Unfortunately, the full JSON data structures received from Wunderground (45kB) or Openweathermap (14kB) which you can see at http://shrimping.it/tmp/weatherapi/ are both rather large and mostly redundant for the application, meaning JSON parsing directly isn't a realistic option. For this reason I would rather treat them as a stream, and process incoming chunks looking for matching substructures, and disposing of any stream contents which don't match.

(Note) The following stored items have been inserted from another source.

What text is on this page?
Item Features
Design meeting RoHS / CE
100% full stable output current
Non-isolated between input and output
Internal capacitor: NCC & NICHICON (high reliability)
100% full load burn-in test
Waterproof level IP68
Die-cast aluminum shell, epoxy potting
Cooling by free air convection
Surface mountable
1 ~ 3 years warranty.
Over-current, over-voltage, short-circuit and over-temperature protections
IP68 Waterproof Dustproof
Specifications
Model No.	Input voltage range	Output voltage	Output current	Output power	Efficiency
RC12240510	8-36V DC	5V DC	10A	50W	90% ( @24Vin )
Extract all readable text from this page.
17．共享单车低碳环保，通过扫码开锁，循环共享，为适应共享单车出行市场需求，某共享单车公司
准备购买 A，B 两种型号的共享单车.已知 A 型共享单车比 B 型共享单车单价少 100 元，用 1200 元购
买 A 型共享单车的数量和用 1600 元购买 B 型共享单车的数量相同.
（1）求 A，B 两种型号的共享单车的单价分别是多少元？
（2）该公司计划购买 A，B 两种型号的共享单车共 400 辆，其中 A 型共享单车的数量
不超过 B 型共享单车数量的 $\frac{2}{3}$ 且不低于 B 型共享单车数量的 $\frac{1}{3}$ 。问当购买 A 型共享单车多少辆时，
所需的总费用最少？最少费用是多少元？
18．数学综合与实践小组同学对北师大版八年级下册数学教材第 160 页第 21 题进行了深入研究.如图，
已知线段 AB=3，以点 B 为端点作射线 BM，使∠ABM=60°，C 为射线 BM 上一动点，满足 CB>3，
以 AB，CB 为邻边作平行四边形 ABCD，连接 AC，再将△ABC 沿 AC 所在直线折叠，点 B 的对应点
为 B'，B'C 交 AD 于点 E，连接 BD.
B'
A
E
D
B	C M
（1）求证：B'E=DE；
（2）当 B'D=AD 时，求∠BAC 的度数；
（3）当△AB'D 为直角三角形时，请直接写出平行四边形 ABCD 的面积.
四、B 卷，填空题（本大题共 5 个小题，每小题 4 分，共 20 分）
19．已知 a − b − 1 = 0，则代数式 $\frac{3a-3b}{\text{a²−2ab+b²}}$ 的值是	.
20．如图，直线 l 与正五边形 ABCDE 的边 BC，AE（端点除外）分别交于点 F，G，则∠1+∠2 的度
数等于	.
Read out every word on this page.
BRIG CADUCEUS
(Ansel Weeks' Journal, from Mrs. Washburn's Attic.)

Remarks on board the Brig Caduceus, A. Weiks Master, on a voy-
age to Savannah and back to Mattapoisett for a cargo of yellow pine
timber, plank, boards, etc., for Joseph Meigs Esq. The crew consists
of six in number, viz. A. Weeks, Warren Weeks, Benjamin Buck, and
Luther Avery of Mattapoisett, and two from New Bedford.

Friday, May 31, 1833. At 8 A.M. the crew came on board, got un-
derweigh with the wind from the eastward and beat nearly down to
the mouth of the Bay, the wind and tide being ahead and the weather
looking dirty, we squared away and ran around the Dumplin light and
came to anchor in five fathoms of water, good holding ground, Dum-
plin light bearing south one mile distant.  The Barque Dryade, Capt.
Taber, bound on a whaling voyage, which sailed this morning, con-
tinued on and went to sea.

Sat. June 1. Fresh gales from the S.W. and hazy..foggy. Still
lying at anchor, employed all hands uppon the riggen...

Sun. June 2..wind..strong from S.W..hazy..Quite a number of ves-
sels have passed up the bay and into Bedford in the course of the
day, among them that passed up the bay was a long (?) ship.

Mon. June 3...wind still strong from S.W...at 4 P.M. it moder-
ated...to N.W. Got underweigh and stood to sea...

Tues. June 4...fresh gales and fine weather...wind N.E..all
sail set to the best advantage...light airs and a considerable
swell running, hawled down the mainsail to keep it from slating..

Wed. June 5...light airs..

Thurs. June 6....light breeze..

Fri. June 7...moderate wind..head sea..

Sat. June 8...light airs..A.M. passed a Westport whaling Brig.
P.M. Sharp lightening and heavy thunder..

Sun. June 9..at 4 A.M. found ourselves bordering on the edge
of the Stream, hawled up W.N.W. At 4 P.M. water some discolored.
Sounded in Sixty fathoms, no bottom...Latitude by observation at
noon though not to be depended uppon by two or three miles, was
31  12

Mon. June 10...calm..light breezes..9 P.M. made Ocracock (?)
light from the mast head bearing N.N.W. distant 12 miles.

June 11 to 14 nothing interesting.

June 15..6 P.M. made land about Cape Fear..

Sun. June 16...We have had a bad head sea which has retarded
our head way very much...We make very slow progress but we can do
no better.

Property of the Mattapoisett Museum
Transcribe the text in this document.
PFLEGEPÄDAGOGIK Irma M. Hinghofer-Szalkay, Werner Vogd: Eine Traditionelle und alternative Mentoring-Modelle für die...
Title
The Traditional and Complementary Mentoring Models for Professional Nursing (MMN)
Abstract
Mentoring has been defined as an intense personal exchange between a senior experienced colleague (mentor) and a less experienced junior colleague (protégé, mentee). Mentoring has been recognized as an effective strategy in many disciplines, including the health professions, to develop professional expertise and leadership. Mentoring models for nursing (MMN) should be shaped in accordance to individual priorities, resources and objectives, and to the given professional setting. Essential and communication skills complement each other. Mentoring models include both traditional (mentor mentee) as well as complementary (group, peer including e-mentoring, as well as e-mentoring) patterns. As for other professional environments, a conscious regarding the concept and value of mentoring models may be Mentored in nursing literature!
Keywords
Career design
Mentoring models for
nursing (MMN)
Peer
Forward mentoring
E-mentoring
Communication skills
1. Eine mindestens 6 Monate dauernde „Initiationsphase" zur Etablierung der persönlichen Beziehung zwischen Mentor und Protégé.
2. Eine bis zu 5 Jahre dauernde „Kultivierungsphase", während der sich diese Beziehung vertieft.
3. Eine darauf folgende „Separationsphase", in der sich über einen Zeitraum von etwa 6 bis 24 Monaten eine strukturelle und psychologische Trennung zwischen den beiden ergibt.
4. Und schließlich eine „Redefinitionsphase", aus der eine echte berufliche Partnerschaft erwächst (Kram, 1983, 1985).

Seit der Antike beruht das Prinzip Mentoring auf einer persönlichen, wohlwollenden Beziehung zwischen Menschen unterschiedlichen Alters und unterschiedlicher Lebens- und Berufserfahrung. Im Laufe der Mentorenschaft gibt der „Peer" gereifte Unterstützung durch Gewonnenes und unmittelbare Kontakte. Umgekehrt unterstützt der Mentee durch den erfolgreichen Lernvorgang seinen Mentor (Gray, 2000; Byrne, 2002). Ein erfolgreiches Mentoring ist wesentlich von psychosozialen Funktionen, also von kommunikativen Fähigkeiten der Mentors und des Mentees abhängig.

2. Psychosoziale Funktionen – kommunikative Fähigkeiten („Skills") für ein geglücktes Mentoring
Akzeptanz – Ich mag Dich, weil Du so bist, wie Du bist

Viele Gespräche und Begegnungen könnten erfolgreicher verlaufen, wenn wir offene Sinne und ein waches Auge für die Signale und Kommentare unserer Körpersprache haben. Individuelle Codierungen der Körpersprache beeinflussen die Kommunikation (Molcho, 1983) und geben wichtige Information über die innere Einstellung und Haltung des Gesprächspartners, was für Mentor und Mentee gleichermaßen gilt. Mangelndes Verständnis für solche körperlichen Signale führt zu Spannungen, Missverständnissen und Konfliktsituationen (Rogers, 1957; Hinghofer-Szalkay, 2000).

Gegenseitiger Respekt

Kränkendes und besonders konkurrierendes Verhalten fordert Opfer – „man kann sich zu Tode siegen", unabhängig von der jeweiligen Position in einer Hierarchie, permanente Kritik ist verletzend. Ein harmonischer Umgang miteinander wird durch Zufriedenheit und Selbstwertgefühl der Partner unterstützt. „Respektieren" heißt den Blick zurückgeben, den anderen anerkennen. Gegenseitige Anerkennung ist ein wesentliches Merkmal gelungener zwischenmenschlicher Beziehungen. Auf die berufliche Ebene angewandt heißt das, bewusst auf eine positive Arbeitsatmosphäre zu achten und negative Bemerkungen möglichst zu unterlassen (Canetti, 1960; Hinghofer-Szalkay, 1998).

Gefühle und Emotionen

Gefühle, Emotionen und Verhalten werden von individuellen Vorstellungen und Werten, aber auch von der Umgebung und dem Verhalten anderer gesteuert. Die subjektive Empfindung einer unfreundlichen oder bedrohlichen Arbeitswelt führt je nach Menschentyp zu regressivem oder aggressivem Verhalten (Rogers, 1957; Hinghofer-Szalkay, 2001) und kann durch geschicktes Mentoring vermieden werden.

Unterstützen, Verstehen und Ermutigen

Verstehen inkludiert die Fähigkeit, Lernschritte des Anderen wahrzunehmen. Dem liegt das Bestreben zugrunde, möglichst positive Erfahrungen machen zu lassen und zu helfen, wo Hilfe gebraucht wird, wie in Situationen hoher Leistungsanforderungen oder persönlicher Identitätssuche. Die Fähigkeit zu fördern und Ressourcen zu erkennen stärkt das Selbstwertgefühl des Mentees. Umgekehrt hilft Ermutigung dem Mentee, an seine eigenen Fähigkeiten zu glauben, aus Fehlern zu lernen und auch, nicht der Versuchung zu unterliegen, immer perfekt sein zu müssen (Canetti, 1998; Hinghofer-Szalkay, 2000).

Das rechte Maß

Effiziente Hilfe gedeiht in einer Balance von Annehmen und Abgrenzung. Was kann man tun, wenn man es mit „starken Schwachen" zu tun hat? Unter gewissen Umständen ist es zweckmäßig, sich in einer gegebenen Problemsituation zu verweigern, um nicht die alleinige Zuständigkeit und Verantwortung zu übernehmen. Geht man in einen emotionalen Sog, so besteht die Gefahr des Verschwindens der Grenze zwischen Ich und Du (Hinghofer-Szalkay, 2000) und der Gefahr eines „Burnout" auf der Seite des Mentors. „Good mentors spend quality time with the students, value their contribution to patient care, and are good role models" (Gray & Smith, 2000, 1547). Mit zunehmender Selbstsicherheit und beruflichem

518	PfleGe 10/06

It should of course be feasible to run a Regex-like state-machine over the stream directly, avoiding parsing anything but individual keypairs deep within the data structures, and doing that on a one-by-one basis, only preserving the information needed. For example in the OpenWeatherMap data, there are structures like this to show the rainfall in a 3 hour period...
Code: Select all
"rain":{"3h":0.16}
Code: Select all
"rain":{}
While I could knock up a loop which pulls these structures out, (a bit like the processCommand() function in https://github.com/ShrimpingIt/projects ... etTime.ino ), I would like to avoid authoring an impenetrable and api-specific tokenizing state-machine to flummox learners. Ideally the demo would be a reference example of good programming practice.
In normal circumstances I would be investigating the 'partial=True' flag of Pypi's regex module. The partial flag would enable me to author a Regular Expression which characterised a 'rain' substructure within the stream, and handle each byte as a potential continuation of a partially-matching string against that pattern until it gets a substructure which can be passed to the json module. Of course when the regex rejects the string (which it mostly would) then no string is progressively cached and matched, meaning you actually only perform substantial matching on...
Code: Select all
"
"r
"ra
"rai
"rain
"rain"
"rain":
"rain":{
Unfortunately the ure module is much more cut-down than PyPi Regex, meaning partial match is not available in the module.
My question is what would people consider good programming practice for this case?
Is there any generic state-machine strategy that I can expose learners to, and that they can hope to replicate for other APIs they encounter, or is the only way to put together my own mystifying tokenizer?